Secangkir Teh Kematian (Episode 1)
Oleh: Rachmawati
Pagi masih terlalu dini, matahari juga belum begitu sempurna. Salma membuka tirai jendela, seketika sinar matahari yang redup berebut menyelinap ke seluruh ruang kamarnya yang dingin. Salma menikmati setiap kehangatannya, menggerak-gerakkan tubuhnya yang terlalu lama tidur semalaman. Alarm di meja belajarnya tiba-tiba berdering nyaring dengan nakalnya. Cepat-cepat Salma mempersiapkan diri, teringat ada daftar ulang di kampus barunya.

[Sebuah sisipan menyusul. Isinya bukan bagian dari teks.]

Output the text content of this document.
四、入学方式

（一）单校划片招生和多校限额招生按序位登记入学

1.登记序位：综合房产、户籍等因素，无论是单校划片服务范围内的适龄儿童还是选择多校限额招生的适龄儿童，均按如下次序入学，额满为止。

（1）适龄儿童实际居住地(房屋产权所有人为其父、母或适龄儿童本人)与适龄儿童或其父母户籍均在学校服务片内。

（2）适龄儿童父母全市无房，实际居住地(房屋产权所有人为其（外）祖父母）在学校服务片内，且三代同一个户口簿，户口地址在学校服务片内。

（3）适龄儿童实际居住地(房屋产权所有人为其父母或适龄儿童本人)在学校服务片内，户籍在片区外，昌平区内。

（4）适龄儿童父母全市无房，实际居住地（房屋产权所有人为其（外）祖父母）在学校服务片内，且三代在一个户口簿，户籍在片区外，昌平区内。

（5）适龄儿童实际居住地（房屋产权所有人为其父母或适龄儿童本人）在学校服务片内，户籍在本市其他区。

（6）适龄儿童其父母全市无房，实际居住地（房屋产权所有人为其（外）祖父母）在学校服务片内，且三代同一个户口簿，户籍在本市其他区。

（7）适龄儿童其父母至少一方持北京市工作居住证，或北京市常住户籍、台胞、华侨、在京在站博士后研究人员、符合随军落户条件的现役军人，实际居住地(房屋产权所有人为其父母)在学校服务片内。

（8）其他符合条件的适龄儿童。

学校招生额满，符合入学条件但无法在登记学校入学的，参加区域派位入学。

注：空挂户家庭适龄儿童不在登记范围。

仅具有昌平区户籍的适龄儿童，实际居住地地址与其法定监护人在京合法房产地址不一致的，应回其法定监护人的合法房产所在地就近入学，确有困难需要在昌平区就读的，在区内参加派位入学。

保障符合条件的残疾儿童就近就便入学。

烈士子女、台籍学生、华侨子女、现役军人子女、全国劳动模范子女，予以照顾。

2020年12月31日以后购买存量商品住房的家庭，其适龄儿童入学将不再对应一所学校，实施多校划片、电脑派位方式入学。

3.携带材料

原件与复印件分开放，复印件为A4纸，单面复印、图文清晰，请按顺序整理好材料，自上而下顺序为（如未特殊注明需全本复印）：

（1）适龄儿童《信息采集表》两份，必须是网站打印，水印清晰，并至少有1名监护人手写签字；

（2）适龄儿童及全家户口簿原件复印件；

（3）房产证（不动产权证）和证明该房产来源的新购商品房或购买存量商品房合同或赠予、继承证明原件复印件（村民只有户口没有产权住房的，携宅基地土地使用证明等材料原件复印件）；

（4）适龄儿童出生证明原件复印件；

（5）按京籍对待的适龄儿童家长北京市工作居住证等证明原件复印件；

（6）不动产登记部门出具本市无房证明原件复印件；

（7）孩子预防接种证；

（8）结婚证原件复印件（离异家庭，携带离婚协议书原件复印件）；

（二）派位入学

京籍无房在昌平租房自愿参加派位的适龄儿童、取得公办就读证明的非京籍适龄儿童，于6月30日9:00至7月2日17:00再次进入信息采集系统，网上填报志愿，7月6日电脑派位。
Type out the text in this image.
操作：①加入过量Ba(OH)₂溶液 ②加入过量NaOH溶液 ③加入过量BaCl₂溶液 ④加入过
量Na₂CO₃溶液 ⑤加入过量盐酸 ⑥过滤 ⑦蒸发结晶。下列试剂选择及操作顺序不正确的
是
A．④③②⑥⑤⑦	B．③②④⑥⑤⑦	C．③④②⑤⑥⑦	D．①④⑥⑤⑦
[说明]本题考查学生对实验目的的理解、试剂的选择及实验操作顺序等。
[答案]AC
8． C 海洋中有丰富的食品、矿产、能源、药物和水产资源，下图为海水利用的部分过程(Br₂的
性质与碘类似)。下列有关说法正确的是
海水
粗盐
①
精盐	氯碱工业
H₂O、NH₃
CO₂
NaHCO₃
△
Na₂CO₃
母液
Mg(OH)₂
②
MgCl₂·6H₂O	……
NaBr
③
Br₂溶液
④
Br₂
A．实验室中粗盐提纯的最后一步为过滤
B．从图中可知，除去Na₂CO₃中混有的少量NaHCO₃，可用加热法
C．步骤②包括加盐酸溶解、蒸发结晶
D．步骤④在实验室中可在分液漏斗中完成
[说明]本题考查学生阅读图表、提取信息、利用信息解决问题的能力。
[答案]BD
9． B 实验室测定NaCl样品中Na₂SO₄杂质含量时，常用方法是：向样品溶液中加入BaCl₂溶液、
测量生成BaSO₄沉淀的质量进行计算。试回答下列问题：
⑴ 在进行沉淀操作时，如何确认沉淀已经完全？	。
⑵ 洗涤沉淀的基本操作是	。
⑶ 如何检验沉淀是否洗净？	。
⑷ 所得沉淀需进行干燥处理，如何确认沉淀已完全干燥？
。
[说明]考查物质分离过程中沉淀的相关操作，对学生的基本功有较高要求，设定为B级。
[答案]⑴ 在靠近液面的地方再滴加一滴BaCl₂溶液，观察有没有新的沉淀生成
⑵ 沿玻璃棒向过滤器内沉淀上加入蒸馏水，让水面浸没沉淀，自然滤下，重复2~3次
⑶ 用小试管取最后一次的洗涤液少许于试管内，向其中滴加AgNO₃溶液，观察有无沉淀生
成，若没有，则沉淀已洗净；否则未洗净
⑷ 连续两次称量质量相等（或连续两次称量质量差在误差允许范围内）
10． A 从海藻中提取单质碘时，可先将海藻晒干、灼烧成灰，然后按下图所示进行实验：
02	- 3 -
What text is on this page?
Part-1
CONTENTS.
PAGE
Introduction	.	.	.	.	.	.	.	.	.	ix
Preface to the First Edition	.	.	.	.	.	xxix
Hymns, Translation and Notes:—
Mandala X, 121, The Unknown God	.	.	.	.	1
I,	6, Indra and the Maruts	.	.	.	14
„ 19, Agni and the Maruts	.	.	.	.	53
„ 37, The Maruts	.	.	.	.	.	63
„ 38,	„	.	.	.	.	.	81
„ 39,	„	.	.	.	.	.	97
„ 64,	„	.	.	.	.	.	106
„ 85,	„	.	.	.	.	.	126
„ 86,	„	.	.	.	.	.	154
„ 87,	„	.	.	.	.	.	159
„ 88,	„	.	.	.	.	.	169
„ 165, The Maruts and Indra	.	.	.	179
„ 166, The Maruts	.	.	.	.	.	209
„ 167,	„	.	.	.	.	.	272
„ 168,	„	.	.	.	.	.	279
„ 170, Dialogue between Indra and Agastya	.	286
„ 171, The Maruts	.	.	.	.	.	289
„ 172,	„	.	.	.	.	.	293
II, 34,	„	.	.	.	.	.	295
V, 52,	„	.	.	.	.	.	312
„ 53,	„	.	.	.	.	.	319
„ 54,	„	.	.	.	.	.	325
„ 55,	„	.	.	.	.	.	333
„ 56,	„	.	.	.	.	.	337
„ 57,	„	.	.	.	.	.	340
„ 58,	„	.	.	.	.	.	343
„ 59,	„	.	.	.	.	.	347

Beberapa calon mahasiswa baru di kampus merutuk karena antrean yang panjang dan tidak kunjung habis. Meskipun sudah mendaftar melalui web online, tetap saja harus melakukan daftar ulang dan menyerahkan beberapa berkas asli kepada panitia di kampus.
Hari mulai siang, matahari sudah berada tepat di atas kepala. “Saatnya makan siang,” Salma bergumam menuju ke sebuah kantin di kampus barunya. Seharian mengantre hanya membaca buku dan sesekali membuka ponselnya untuk mengisi kejenuhan. Setengah hari itu pula Salma belum mendapatkan seorang pun teman untuk dibawanya sekadar makan siang atau mengobrol basa-basi.
Sepasang mata mengamati wajah Salma yang sedang menikmati soto di kantin. Salma berbalik mengamati laki-laki yang duduk di seberang mejanya. Laki-laki bercambang dengan rambut ikal memandanginya dengan sungguh-sungguh. Salma menjadi salah tingkah dibuatnya, laki-laki itu tidak tersenyum dan tidak juga menyapa. Tatapannya tajam dan dalam, membuat Salma semakin gusar.
Dengan cermat Salma mengamati kembali laki-laki di depannya, mengernyit seolah pernah mengenalnya. Salma menyipitkan kedua matanya, mencoba mengingat-ingat di mana dia pernah bertemu dengan laki-laki itu. Tunggu, aku seperti tidak asing dengan laki-laki ini. Salma berbicara sendiri dalam hatinya dan kembali menikmati sotonya yang hampir tidak hangat lagi.
***
“Sini! kembalikan balonku, jangan nakal, Revan!” kata Salma berusaha merebut balonnya yang dimainkan oleh temannya yang usil. Laki-laki kecil itu justru berlari meninggalkan Salma yang menangis di teras rumahnya. Dua hari Salma tidak mau bertemu dan bermain lagi dengan Revan. Gadis usia enam tahun itu masih belum mau memaafkannya sampai dia datang kembali membawa sebungkus cokelat yang dibelikan papanya setelah pulang dari kantor.
***
Salma memandang kembali laki-laki di depannya, namun belum memiliki keberanian untuk menyapa. Laki-laki itu mengalihkan wajahnya ke taman kampus saat menyadari Salma memperhatikannya.
***
“Revan, kapan kamu berhenti menggangguku?” Gadis kelas enam itu merajuk, memohon agar sahabatnya mengembalikan pita rambutnya yang disembunyikan di balik punggung.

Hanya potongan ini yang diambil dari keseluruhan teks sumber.